# Solved: Cheats for street hacker?



## cnelson04 (Dec 29, 2003)

does anyone have an idea where i can find cheats for the game street hacker? i've googled it with no luck. =[ i had them once but lost them.


----------



## Omega_Shadow (Aug 2, 2004)

Try GameFAQs
If anyone has those codes, they do.


----------



## cnelson04 (Dec 29, 2003)

they don't have it=( =( =( i had a site once but i don't know where it is and i really want the cheats.


----------



## cnelson04 (Dec 29, 2003)

i got them off some german website=)


----------



## Guyzer (Jul 3, 2004)

I'll ask a mod to move this to the "Games" section.
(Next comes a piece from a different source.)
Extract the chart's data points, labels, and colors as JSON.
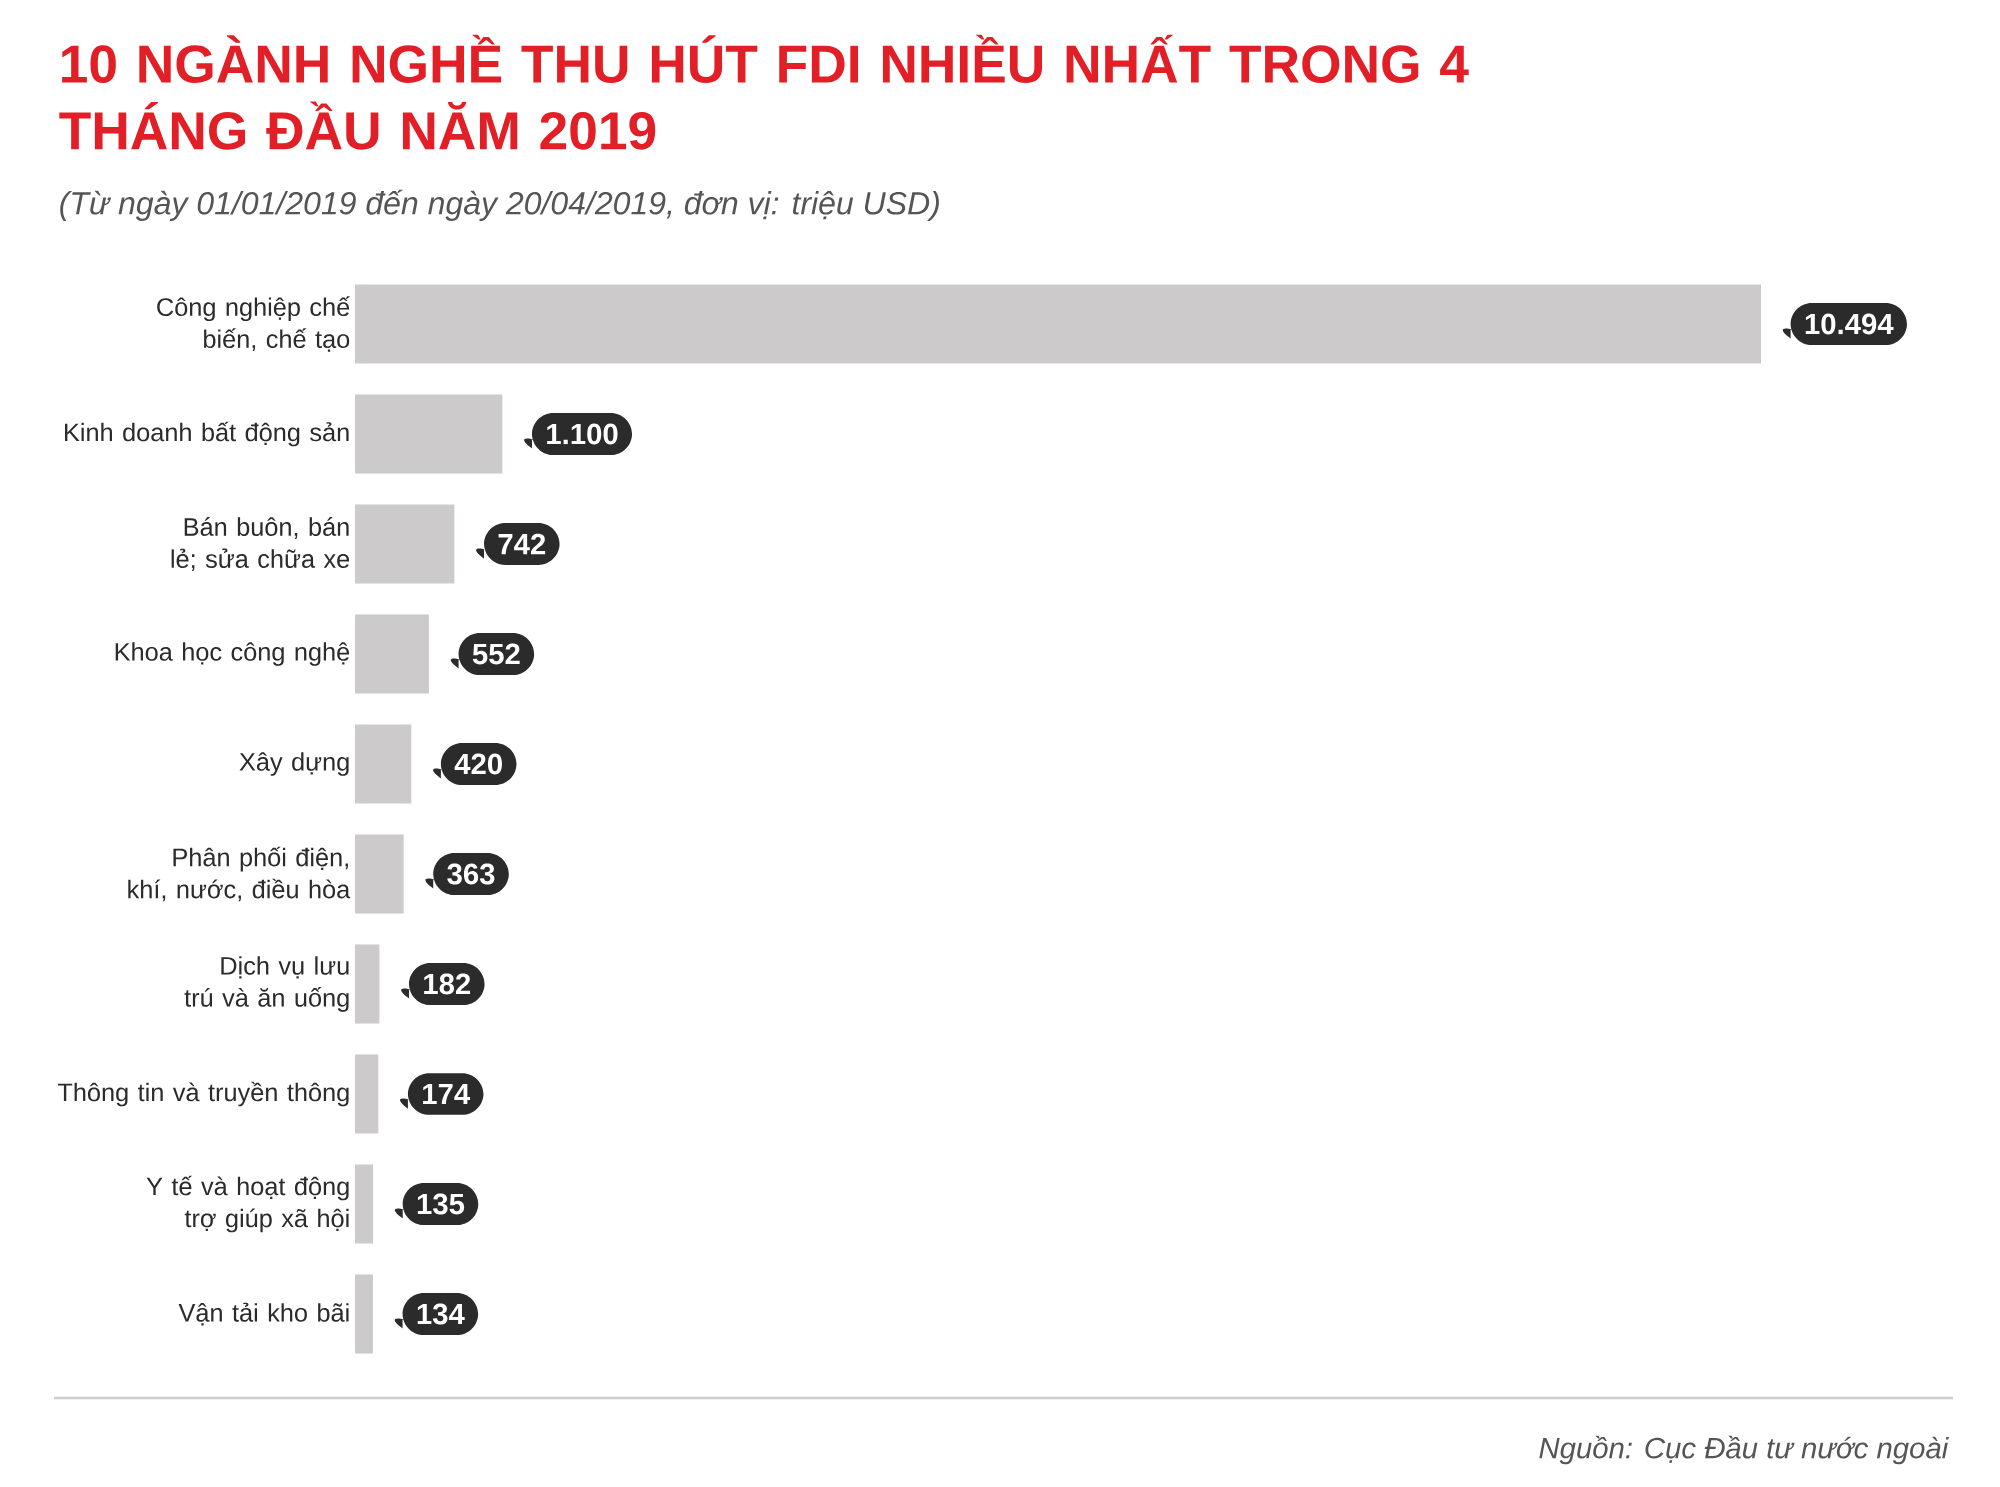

You may have better luck there.


----------



## Omega_Shadow (Aug 2, 2004)

cnelson04 said:


> i got them off some german website=)


Post that site here so if anyone else starts looking, they will find your post and know where to go 

Also, could you go up to "thread tools" and select solved so we know this issue is resolved.

I have asked a Mod to move this to the gameing thread where others that where in your shoes can see it and retrace your steps.


----------



## cnelson04 (Dec 29, 2003)

i couldn't find the website but i saved the cheats=) so here they are.

internet fraud rules - Steal 5000 from a random user
com open - Connect to the internet
swordfish - Get all login info 

i do remeber for some reason i thought there use to be more, but these are the only ones you really need. -cnelson.


----------



## SIR****TMG (Aug 12, 2003)

i never heard of this game..............


----------



## KrashKart (Nov 24, 2005)

Well since I can't post a link here yet.... 

Here is the complete list of cheats for Street Hacker, found at a fansite that has more than just the codes (like, missions and skins):

*down with the demo* Finish the demo
*internet fraud rules* Steal 5000 from a random user
*com open* Connect to the internet
*swordfish* Get all login info
*i don't pay for software* Get all Solid Software Products
*overclock* Get the Hybrid Fusion
*evil sunlight* Fast forward to night time (May take a few seconds)
*who needs sleep* Fast forward to daytime (May take a few seconds)
*decipher* Decrypt and Unzip everything on your computer
*timed out* Terminate all admin's traces
*rush hour* Reset the streets with new dealers

And if you're interested in finding that site I mentioned, google around for Street Uplink.

Just found another one: name yourself acid_burn when starting a new game to start with more money.


----------